Another key point is related to immunological phenomena that occurs in the intestine. This contributes to the generation of fundamental regulatory activities for the modulation of local and systemic inflammatory immune responses. It is known that the generation and maintenance of this mucosal immunity are stimulated and maintained by the acquisition of a complex microbiota, with which symbiotic relationships are established [30].

A breakdown of this dynamic relationship results in chronic inflammatory disorders, including autoimmunity, allergies, and metabolic syndromes and compromises the control of exacerbated immune responses in many diseases [30]. It is known that COVID-19 presents a biphasic course, initially viremic and then uncontrolled inflammation.

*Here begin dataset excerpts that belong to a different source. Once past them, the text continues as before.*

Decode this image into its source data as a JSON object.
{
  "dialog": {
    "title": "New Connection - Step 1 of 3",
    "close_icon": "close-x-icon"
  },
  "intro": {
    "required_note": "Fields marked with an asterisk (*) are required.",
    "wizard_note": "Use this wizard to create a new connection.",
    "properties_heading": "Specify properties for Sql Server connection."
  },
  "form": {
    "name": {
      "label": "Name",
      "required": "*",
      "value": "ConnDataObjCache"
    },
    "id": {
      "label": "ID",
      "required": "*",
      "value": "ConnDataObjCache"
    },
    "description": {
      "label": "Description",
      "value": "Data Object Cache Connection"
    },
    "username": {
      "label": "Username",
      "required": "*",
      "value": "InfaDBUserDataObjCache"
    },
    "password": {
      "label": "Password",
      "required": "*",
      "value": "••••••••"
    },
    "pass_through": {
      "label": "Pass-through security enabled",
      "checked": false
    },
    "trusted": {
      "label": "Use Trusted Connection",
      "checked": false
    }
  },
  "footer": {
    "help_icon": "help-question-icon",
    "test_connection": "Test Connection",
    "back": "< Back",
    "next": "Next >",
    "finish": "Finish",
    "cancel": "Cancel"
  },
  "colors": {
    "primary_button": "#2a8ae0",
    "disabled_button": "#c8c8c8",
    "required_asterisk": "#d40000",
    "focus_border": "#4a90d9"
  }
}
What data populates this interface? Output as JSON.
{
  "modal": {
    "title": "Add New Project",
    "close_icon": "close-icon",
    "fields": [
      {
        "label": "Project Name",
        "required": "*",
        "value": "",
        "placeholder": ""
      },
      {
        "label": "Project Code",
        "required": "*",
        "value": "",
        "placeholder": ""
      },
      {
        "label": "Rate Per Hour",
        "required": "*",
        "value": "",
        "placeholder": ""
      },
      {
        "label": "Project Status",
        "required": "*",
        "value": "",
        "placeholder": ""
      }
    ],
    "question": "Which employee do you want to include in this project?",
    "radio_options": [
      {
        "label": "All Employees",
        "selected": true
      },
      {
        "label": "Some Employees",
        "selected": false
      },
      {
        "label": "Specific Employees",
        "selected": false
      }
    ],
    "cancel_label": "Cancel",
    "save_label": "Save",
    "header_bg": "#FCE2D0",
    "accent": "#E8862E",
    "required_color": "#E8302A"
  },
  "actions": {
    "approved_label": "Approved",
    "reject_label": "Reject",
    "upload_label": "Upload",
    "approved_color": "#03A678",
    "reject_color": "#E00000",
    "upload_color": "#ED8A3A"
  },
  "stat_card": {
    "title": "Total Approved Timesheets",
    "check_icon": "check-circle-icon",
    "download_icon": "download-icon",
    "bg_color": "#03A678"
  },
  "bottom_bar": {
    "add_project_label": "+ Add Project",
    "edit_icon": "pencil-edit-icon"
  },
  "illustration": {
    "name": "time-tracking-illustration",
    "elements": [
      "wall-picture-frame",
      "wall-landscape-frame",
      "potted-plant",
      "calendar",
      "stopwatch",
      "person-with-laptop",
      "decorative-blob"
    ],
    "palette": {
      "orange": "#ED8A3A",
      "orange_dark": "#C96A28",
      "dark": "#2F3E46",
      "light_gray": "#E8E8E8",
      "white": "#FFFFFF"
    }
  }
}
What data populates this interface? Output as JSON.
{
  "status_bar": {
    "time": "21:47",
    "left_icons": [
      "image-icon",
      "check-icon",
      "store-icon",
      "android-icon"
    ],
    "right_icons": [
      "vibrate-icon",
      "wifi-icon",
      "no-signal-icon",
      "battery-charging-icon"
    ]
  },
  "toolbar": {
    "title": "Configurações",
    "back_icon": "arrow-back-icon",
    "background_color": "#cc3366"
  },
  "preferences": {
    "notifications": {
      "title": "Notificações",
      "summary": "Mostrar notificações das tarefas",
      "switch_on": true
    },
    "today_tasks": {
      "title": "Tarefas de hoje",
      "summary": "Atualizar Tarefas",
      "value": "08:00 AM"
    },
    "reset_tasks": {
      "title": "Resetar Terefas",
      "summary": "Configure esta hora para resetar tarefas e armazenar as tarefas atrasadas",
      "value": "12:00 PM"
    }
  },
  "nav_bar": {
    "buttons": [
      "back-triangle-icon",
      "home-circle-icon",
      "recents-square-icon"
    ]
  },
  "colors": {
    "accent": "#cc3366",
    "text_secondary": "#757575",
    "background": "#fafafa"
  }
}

Therefore, we hypothesize that greater severity of pathogenesis is related to an immune dysregulation added to SARS-CoV-2 gut infection. Therefore, a mucosa proinflammatory response instead of an immune regulation, associated with microbial dysbiosis, may affect the CNS.

Conclusion

In conclusion, it is reasonable to consider this worsening of the clinical picture when the new coronavirus reaches the intestine. This may also cause more severe neurological impairment. Furthermore, the control of the inflammatory process will be even more difficult due to changes in the immune regulation in the intestinal mucosa microenvironment. To the best of our knowledge, there is no publication specifically exploring this hypothesis, but there are data and independent results that support this theory.

Declaration of Competing Interest

The authors declare that they have no known competing financial interests or personal relationships that could have appeared to influence the work reported in this paper.